Author: Richard P. Feynman
Publisher: W. W. Norton & Company
ISBN: 0393355683
Category : Biography & Autobiography
Languages : en
Pages : 429

Get Book Here

Book Description
One of the most famous science books of our time, the phenomenal national bestseller that "buzzes with energy, anecdote and life. It almost makes you want to become a physicist" (Science Digest). Richard P. Feynman, winner of the Nobel Prize in physics, thrived on outrageous adventures. In this lively work that “can shatter the stereotype of the stuffy scientist” (Detroit Free Press), Feynman recounts his experiences trading ideas on atomic physics with Einstein and cracking the uncrackable safes guarding the most deeply held nuclear secrets—and much more of an eyebrow-raising nature. In his stories, Feynman’s life shines through in all its eccentric glory—a combustible mixture of high intelligence, unlimited curiosity, and raging chutzpah. Included for this edition is a new introduction by Bill Gates.

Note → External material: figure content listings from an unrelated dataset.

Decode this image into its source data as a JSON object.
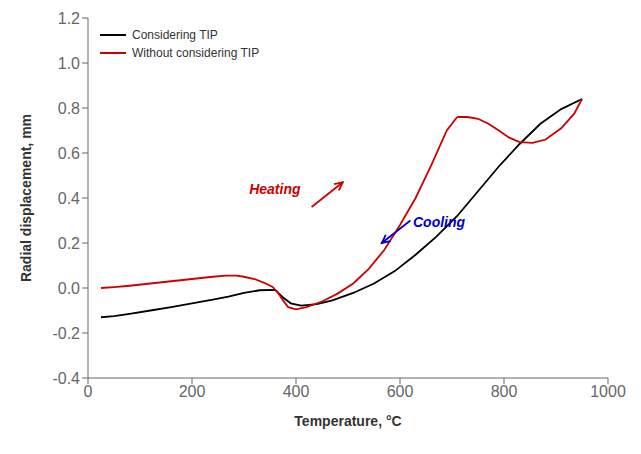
{
  "chart_data": {
    "type": "line",
    "x_label": "Temperature, °C",
    "y_label": "Radial displacement, mm",
    "xlim": [
      0,
      1000
    ],
    "ylim": [
      -0.4,
      1.2
    ],
    "xticks": [
      0,
      200,
      400,
      600,
      800,
      1000
    ],
    "yticks": [
      -0.4,
      -0.2,
      {
        "value": 0,
        "label": "0.0"
      },
      0.2,
      0.4,
      0.6,
      0.8,
      {
        "value": 1,
        "label": "1.0"
      },
      1.2
    ],
    "grid": false,
    "legend": "upper left",
    "series": [
      {
        "name": "Considering TIP",
        "color": "#000000",
        "x": [
          25,
          50,
          80,
          120,
          160,
          200,
          240,
          270,
          300,
          330,
          360,
          375,
          390,
          410,
          440,
          470,
          510,
          550,
          590,
          630,
          670,
          710,
          750,
          790,
          830,
          870,
          910,
          950
        ],
        "values": [
          -0.13,
          -0.125,
          -0.115,
          -0.1,
          -0.085,
          -0.068,
          -0.052,
          -0.038,
          -0.022,
          -0.01,
          -0.008,
          -0.042,
          -0.068,
          -0.078,
          -0.072,
          -0.055,
          -0.022,
          0.02,
          0.075,
          0.148,
          0.228,
          0.32,
          0.43,
          0.54,
          0.64,
          0.73,
          0.795,
          0.84
        ]
      },
      {
        "name": "Without considering TIP",
        "color": "#cc0000",
        "x": [
          25,
          50,
          80,
          120,
          160,
          200,
          240,
          265,
          285,
          300,
          320,
          340,
          355,
          365,
          375,
          385,
          400,
          420,
          450,
          480,
          510,
          540,
          570,
          600,
          630,
          660,
          690,
          710
        ],
        "values": [
          0.0,
          0.004,
          0.01,
          0.02,
          0.03,
          0.04,
          0.05,
          0.055,
          0.055,
          0.05,
          0.04,
          0.022,
          0.005,
          -0.02,
          -0.055,
          -0.085,
          -0.095,
          -0.085,
          -0.06,
          -0.025,
          0.02,
          0.085,
          0.17,
          0.28,
          0.4,
          0.545,
          0.7,
          0.76
        ]
      },
      {
        "color": "#cc0000",
        "x": [
          710,
          730,
          750,
          770,
          790,
          810,
          830,
          855,
          880,
          910,
          935,
          950
        ],
        "values": [
          0.76,
          0.76,
          0.752,
          0.73,
          0.7,
          0.668,
          0.648,
          0.645,
          0.66,
          0.71,
          0.775,
          0.84
        ]
      }
    ],
    "annotations": [
      {
        "text": "Heating",
        "x": 310,
        "y": 0.42,
        "color": "#cc0000",
        "arrow": {
          "x_start": 430,
          "y_start": 0.36,
          "x_end": 490,
          "y_end": 0.47,
          "color": "#cc0000"
        }
      },
      {
        "text": "Cooling",
        "x": 625,
        "y": 0.27,
        "color": "#0000cc",
        "arrow": {
          "x_start": 620,
          "y_start": 0.3,
          "x_end": 565,
          "y_end": 0.2,
          "color": "#0000cc"
        }
      }
    ]
  }
}
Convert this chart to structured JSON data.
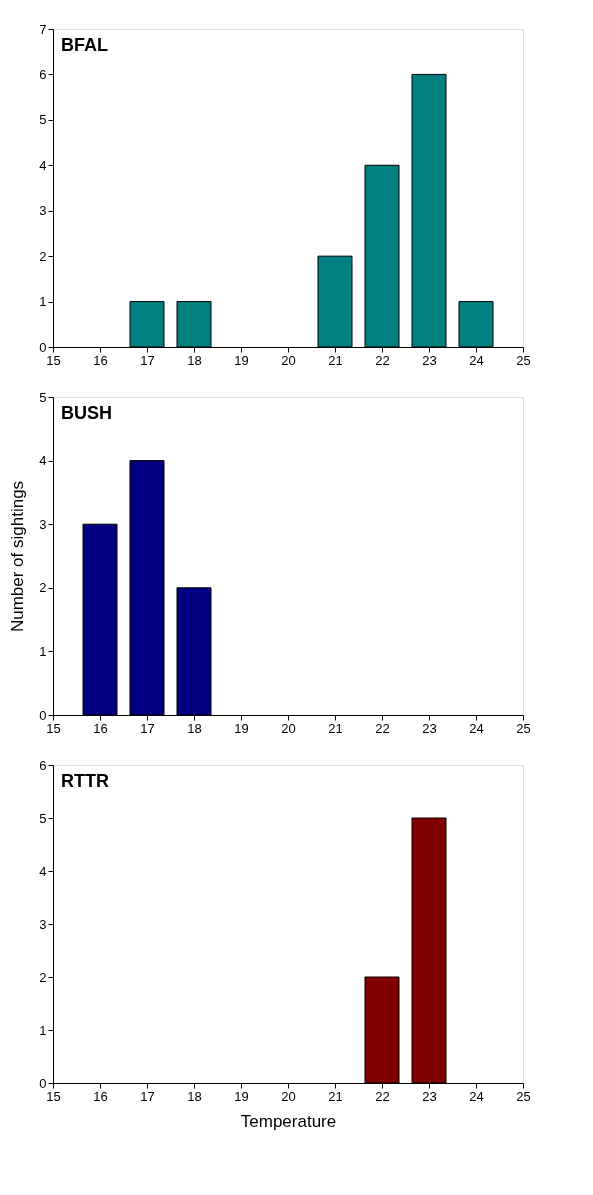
{
  "chart_data": [
    {
      "type": "bar",
      "title": "BFAL",
      "x": [
        17,
        18,
        21,
        22,
        23,
        24
      ],
      "values": [
        1,
        1,
        2,
        4,
        6,
        1
      ],
      "color": "#008080",
      "xlim": [
        15,
        25
      ],
      "xticks": [
        15,
        16,
        17,
        18,
        19,
        20,
        21,
        22,
        23,
        24,
        25
      ],
      "ylim": [
        0,
        7
      ],
      "yticks": [
        0,
        1,
        2,
        3,
        4,
        5,
        6,
        7
      ],
      "grid": false
    },
    {
      "type": "bar",
      "title": "BUSH",
      "ylabel": "Number of sightings",
      "x": [
        16,
        17,
        18
      ],
      "values": [
        3,
        4,
        2
      ],
      "color": "#000080",
      "xlim": [
        15,
        25
      ],
      "xticks": [
        15,
        16,
        17,
        18,
        19,
        20,
        21,
        22,
        23,
        24,
        25
      ],
      "ylim": [
        0,
        5
      ],
      "yticks": [
        0,
        1,
        2,
        3,
        4,
        5
      ],
      "grid": false
    },
    {
      "type": "bar",
      "title": "RTTR",
      "xlabel": "Temperature",
      "x": [
        22,
        23
      ],
      "values": [
        2,
        5
      ],
      "color": "#800000",
      "xlim": [
        15,
        25
      ],
      "xticks": [
        15,
        16,
        17,
        18,
        19,
        20,
        21,
        22,
        23,
        24,
        25
      ],
      "ylim": [
        0,
        6
      ],
      "yticks": [
        0,
        1,
        2,
        3,
        4,
        5,
        6
      ],
      "grid": false
    }
  ]
}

Anomaly! Collider Physics And The Quest For New Phenomena At Fermilab

Anomaly! Collider Physics And The Quest For New Phenomena At Fermilab PDF Author: Tommaso Dorigo
Publisher: World Scientific
ISBN: 1786341131
Category : Science
Languages : en
Pages : 304

Get Book Here

Book Description
'Dorigo provides an engaging and insightful perspective on the pursuit of physics discoveries at CDF … Dorigo’s book is thus almost certainly going to be an important source for anyone interested in the history of CDF … It is a personal yet highly informative story of discovery and almost-discovery from the perspective of someone who saw the events firsthand.'Physics TodayFrom the mid-1980s, an international collaboration of 600 physicists embarked on the investigation of subnuclear physics at the high-energy frontier. As well as discovering the top quark, the heaviest elementary particle ever observed, the physicists analyzed their data to seek signals of new physics which could revolutionize our understanding of nature.Anomaly! tells the story of that quest, and focuses specifically on the finding of several unexplained effects which were unearthed in the process. These anomalies proved highly controversial within the large team: to some collaborators they called for immediate publication, while to others their divulgation threatened to jeopardize the reputation of the experiment.Written in a confidential, narrative style, this book looks at the sociology of a large scientific collaboration, providing insight in the relationships between top physicists at the turn of the millennium. The stories offer an insider's view of the life cycle of the 'failed' discoveries that unavoidably accompany even the greatest endeavors in modern particle physics.